Given the investment horizon of 90 days Sigma Labs is expected to under-perform the Kyndryl Holdings. In addition to that, Sigma Labs is 2.34 times more volatile than Kyndryl Holdings. It trades about -0.08 of its total potential returns per unit of risk. Kyndryl Holdings is currently generating about 0.08 per unit of volatility. If you would invest  1,258  in Kyndryl Holdings on October 5, 2024 and sell it today you would earn a total of  2,294  from holding Kyndryl Holdings or generate 182.35% return on investment over 90 days.
Time Period3 Months [change]
DirectionMoves Against 
StrengthInsignificant
Accuracy26.46%
ValuesDaily Returns

Sigma Labs  vs.  Kyndryl Holdings

 Performance 
       Timeline  
Sigma Labs 

Risk-Adjusted Performance

0 of 100

 
Weak
 
Strong
Very Weak
Over the last 90 days Sigma Labs has generated negative risk-adjusted returns adding no value to investors with long positions. Despite fairly strong basic indicators, Sigma Labs is not utilizing all of its potentials.
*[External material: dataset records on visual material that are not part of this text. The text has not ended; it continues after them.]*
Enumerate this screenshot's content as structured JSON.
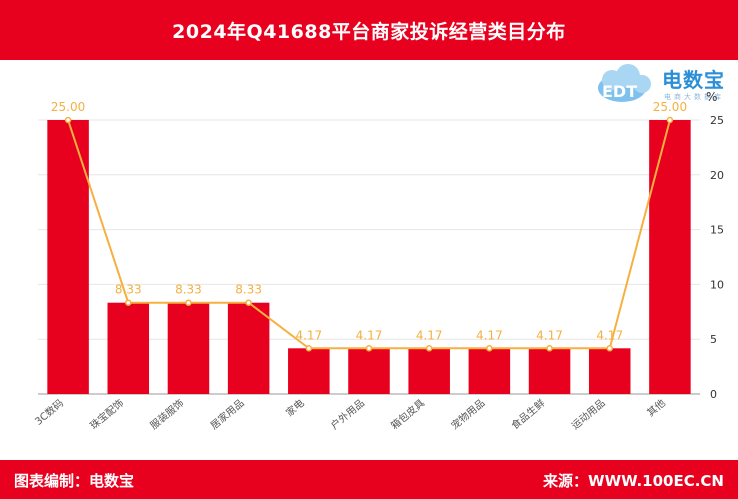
{
  "header": {
    "title": "2024年Q41688平台商家投诉经营类目分布"
  },
  "footer": {
    "left": "图表编制：电数宝",
    "right": "来源：WWW.100EC.CN"
  },
  "logo": {
    "text": "电数宝",
    "sub": "电商大数据库",
    "mark": "EDT"
  },
  "unit": "%",
  "colors": {
    "bar": "#e8001f",
    "line": "#f5b041",
    "header": "#e8001f"
  },
  "chart_data": {
    "type": "bar",
    "categories": [
      "3C数码",
      "珠宝配饰",
      "服装服饰",
      "居家用品",
      "家电",
      "户外用品",
      "箱包皮具",
      "宠物用品",
      "食品生鲜",
      "运动用品",
      "其他"
    ],
    "series": [
      {
        "type": "bar",
        "values": [
          25.0,
          8.33,
          8.33,
          8.33,
          4.17,
          4.17,
          4.17,
          4.17,
          4.17,
          4.17,
          25.0
        ]
      },
      {
        "type": "line",
        "values": [
          25.0,
          8.33,
          8.33,
          8.33,
          4.17,
          4.17,
          4.17,
          4.17,
          4.17,
          4.17,
          25.0
        ]
      }
    ],
    "data_labels": [
      "25.00",
      "8.33",
      "8.33",
      "8.33",
      "4.17",
      "4.17",
      "4.17",
      "4.17",
      "4.17",
      "4.17",
      "25.00"
    ],
    "yticks": [
      "0",
      "5",
      "10",
      "15",
      "20",
      "25"
    ],
    "ylim": [
      0,
      25
    ],
    "yaxis_position": "right",
    "grid": true,
    "legend": "none"
  }
}
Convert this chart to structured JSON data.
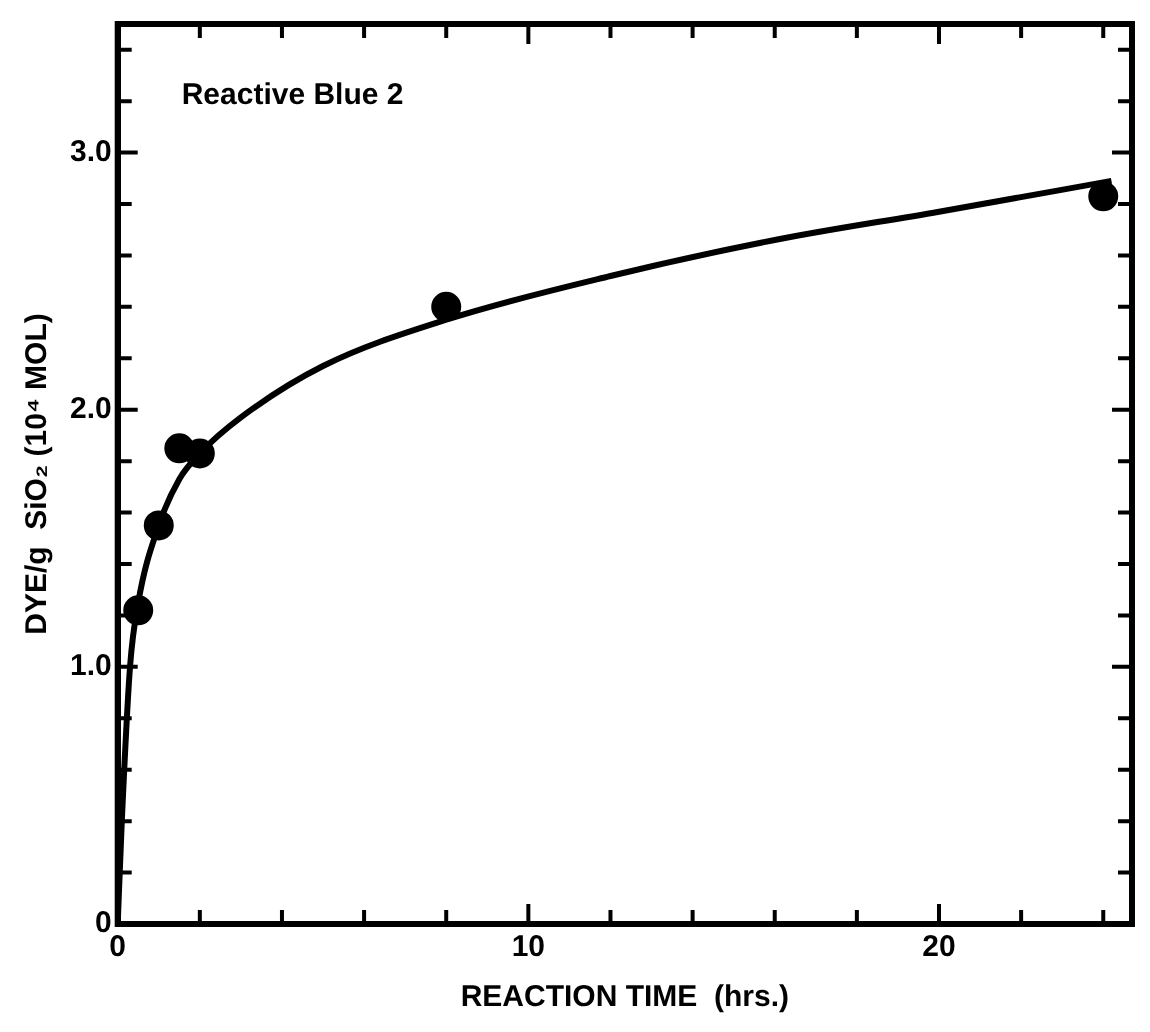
{
  "chart_data": {
    "type": "scatter",
    "xlabel": "REACTION TIME  (hrs.)",
    "ylabel": "DYE/g  SiO₂ (10⁴ MOL)",
    "annotations": [
      "Reactive Blue 2"
    ],
    "xlim": [
      0,
      24.7
    ],
    "ylim": [
      0,
      3.5
    ],
    "xticks": [
      0,
      {
        "value": 2,
        "label": null
      },
      {
        "value": 4,
        "label": null
      },
      {
        "value": 6,
        "label": null
      },
      {
        "value": 8,
        "label": null
      },
      10,
      {
        "value": 12,
        "label": null
      },
      {
        "value": 14,
        "label": null
      },
      {
        "value": 16,
        "label": null
      },
      {
        "value": 18,
        "label": null
      },
      20,
      {
        "value": 22,
        "label": null
      },
      {
        "value": 24,
        "label": null
      }
    ],
    "yticks": [
      0,
      {
        "value": 0.2,
        "label": null
      },
      {
        "value": 0.4,
        "label": null
      },
      {
        "value": 0.6,
        "label": null
      },
      {
        "value": 0.8,
        "label": null
      },
      {
        "value": 1,
        "label": "1.0"
      },
      {
        "value": 1.2,
        "label": null
      },
      {
        "value": 1.4,
        "label": null
      },
      {
        "value": 1.6,
        "label": null
      },
      {
        "value": 1.8,
        "label": null
      },
      {
        "value": 2,
        "label": "2.0"
      },
      {
        "value": 2.2,
        "label": null
      },
      {
        "value": 2.4,
        "label": null
      },
      {
        "value": 2.6,
        "label": null
      },
      {
        "value": 2.8,
        "label": null
      },
      {
        "value": 3,
        "label": "3.0"
      },
      {
        "value": 3.2,
        "label": null
      },
      {
        "value": 3.4,
        "label": null
      }
    ],
    "grid": false,
    "legend": false,
    "series": [
      {
        "type": "scatter",
        "color": "#000000",
        "marker": "circle",
        "x": [
          0.5,
          1,
          1.5,
          2,
          8,
          24
        ],
        "values": [
          1.22,
          1.55,
          1.85,
          1.83,
          2.4,
          2.83
        ]
      },
      {
        "type": "line",
        "color": "#000000",
        "marker": "none",
        "line_style": "solid",
        "x": [
          0,
          0.1,
          0.3,
          0.5,
          1,
          1.5,
          2,
          3,
          5,
          8,
          12,
          16,
          20,
          24.2
        ],
        "values": [
          0,
          0.4,
          1.0,
          1.25,
          1.55,
          1.73,
          1.83,
          1.97,
          2.17,
          2.35,
          2.52,
          2.66,
          2.77,
          2.89
        ]
      }
    ]
  }
}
The latest stock price confusion, may contribute to short-horizon losses for the traders.
Kyndryl Holdings 

Risk-Adjusted Performance

19 of 100

 
Weak
 
Strong
Solid
Compared to the overall equity markets, risk-adjusted returns on investments in Kyndryl Holdings are ranked lower than 19 (%) of all global equities and portfolios over the last 90 days. In spite of rather unfluctuating fundamental indicators, Kyndryl Holdings exhibited solid returns over the last few months and may actually be approaching a breakup point.

Sigma Labs and Kyndryl Holdings Volatility Contrast

   Predicted Return Density   
       Returns  

Pair Trading with Sigma Labs and Kyndryl Holdings

The main advantage of trading using opposite Sigma Labs and Kyndryl Holdings positions is that it hedges away some unsystematic risk. Because of two separate transactions, even if Sigma Labs position performs unexpectedly, Kyndryl Holdings can make up some of the losses. Pair trading also minimizes risk from directional movements in the market. For example, if an entire industry or sector drops because of unexpected headlines, the short position in Kyndryl Holdings will offset losses from the drop in Kyndryl Holdings' long position.
The idea behind Sigma Labs and Kyndryl Holdings pairs trading is to make the combined position market-neutral, meaning the overall market's direction will not affect its win or loss (or potential downside or upside). This can be achieved by designing a pairs trade with two highly correlated stocks or equities that operate in a similar space or sector, making it possible to obtain profits through simple and relatively low-risk investment.
Check out your portfolio center.
Note that this page's information should be used as a complementary analysis to find the right mix of equity instruments to add to your existing portfolios or create a brand new portfolio. You can also try the Odds Of Bankruptcy module to get analysis of equity chance of financial distress in the next 2 years.